Hello Athena - kids and I (23 and 19 now) had vacations every year since my wife passed except last year.  Now son is with GF so they're not interested I'm sure (though honestly she probably would be) and daughter goes from one second with "I'm not going on a vacation with my 50 year old father" to "we need to go somewhere nice, because...we don't get to go anywhere" blah blah blah.  So it's either YES or NO - depending on how she feels.  Meh...so will see.

I honestly enjoy traveling with people with whom I can share the experience with - even if it's sitting on a beach (which I love) - you know?

The first time I cruised solo I wasn’t sure if it was a good idea, but it was. I have met quite a few solo cruisers. When I cruise I join into activities that I enjoy, especially trivia. It is a good way to meet new people. I have all my meals in the dining room and I also ask to sit with others. The one thing I don’t like is that the cruise lines charge a single supplement which usually is 100%. I don’ t think there is any difference if you are a widow or widower. I have found people including couples to be very friendly.

BObbysgirl you are far far far braver than me - and I truly admire (and am a bit jealous of) people who can do what you do!

I went on a cruise my first time last year.   I'm in my 50s.   I went by myself.    It was pretty awkward, though. as cruises are designed for couples and families.   I liked the overall experience however.    I did the Long Beach-Catalina-Ensenada cruise.    Even the Customs guy said "you went on a cruise by yourself?"  to me after I left the boat.   Originally it was going to be a date with another widow that I met here, but she backed out at the last minute.   It was sort of a non-relationship relationship i got into that I regret and have written about here before.    

I run the local Soaring Spirits meetup group and the lady I run it with are talking about an Alaska cruise as one of our activities next year.     I don't think it will be as awkward, being with other widows and widowers.     We will see what happens and I will let you know how it goes.

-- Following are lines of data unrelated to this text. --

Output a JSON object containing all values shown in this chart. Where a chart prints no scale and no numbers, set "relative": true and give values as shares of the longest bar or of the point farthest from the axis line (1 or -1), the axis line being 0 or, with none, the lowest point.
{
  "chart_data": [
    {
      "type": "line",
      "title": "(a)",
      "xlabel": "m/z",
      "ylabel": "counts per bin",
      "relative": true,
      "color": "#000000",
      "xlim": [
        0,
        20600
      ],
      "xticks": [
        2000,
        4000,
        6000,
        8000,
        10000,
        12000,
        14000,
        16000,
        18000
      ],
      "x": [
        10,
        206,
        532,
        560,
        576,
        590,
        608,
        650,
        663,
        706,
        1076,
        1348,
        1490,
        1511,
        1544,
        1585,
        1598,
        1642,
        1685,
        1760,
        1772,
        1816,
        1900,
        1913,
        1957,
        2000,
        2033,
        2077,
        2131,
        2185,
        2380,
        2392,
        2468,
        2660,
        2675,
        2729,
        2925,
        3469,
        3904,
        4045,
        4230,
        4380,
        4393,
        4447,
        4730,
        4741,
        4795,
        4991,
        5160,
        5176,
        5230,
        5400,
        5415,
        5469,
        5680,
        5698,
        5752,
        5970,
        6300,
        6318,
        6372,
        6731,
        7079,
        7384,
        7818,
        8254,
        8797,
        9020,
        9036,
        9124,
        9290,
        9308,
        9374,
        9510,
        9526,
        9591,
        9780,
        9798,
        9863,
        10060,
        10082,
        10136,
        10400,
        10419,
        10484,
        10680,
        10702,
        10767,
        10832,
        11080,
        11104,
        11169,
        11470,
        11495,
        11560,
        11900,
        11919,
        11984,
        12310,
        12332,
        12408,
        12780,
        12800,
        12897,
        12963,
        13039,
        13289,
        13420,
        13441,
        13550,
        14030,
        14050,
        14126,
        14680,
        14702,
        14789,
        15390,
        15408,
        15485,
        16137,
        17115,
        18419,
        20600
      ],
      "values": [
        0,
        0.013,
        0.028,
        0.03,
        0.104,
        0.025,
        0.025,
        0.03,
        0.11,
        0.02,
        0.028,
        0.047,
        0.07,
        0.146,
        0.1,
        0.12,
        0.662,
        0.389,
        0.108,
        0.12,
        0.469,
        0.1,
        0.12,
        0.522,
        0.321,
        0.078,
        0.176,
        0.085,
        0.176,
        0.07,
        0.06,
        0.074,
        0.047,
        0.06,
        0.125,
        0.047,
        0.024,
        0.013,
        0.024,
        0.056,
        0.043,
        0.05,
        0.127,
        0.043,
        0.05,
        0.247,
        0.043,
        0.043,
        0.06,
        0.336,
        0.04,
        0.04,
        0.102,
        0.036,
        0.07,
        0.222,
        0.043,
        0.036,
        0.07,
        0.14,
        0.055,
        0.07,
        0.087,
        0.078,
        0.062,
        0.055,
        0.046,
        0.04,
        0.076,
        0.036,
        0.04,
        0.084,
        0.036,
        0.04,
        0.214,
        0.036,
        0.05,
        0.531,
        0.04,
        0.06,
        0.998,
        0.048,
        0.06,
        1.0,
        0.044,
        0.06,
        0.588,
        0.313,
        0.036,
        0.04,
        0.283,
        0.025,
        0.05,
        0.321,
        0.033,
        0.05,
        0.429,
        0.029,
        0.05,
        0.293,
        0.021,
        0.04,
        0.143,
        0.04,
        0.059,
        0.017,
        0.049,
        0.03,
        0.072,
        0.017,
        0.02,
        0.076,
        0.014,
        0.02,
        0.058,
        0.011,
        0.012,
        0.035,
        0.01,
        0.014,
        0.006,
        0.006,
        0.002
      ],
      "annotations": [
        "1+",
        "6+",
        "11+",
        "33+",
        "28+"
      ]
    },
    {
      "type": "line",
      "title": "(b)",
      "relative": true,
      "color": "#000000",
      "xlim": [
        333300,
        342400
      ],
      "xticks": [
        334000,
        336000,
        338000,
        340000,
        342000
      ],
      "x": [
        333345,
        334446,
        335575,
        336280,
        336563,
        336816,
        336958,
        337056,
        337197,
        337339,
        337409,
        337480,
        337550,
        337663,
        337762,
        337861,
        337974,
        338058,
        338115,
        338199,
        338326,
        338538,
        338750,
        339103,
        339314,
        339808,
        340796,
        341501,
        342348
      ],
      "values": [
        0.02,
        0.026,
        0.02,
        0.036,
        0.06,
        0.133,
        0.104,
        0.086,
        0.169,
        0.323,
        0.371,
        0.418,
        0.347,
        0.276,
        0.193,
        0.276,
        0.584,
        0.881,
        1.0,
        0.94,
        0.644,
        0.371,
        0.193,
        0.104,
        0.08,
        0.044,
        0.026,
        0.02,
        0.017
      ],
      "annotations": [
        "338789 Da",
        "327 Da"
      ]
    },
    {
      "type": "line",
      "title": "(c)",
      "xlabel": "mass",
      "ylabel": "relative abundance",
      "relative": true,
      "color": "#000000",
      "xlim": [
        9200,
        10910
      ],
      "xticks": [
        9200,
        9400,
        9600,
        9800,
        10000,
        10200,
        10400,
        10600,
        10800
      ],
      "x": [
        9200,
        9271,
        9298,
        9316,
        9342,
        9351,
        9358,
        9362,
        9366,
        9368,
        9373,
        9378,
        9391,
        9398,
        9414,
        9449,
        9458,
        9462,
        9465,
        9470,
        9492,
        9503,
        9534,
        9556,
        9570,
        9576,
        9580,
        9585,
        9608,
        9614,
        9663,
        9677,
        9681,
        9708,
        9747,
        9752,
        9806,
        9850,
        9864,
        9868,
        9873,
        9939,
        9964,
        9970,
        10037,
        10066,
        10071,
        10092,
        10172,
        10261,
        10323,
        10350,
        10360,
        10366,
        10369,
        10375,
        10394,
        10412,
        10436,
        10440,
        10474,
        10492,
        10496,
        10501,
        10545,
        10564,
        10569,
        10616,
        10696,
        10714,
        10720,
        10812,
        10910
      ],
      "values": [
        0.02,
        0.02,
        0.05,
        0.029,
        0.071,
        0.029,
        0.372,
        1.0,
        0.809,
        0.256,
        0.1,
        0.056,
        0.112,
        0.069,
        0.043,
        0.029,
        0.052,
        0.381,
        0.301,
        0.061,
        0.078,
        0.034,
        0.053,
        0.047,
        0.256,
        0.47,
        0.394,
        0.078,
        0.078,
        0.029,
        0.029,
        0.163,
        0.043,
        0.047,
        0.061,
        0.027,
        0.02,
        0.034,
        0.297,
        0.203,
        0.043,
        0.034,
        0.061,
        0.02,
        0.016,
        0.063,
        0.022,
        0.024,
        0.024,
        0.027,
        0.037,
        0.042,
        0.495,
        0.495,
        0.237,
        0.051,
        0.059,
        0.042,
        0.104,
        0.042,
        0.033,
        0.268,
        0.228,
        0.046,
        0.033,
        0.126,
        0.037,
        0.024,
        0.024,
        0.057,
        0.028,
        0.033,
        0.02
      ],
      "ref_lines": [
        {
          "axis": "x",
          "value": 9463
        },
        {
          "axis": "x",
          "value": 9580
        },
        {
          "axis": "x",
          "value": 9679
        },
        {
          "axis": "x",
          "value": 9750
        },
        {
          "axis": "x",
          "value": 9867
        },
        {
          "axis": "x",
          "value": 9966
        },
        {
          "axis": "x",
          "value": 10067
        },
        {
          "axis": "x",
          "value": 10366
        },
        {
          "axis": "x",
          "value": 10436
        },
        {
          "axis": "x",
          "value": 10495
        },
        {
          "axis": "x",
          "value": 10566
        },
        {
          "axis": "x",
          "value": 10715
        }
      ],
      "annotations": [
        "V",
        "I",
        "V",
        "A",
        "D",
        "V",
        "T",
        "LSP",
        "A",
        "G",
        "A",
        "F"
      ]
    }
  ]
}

Lupe’s husband. There are cruise sites that have “roll calls”, where people going on the same cruise meet online. AOL has Cruise Critic which has good information about cruising. I have used this site for over 20 years. Bob and I met many people on this site and have shared information about travel. A lot of roll calls arrange a get together on the ship. I personally do not limit my contacts with only solo cruisers. Alaska is a wonderful place to visit. Peace to all.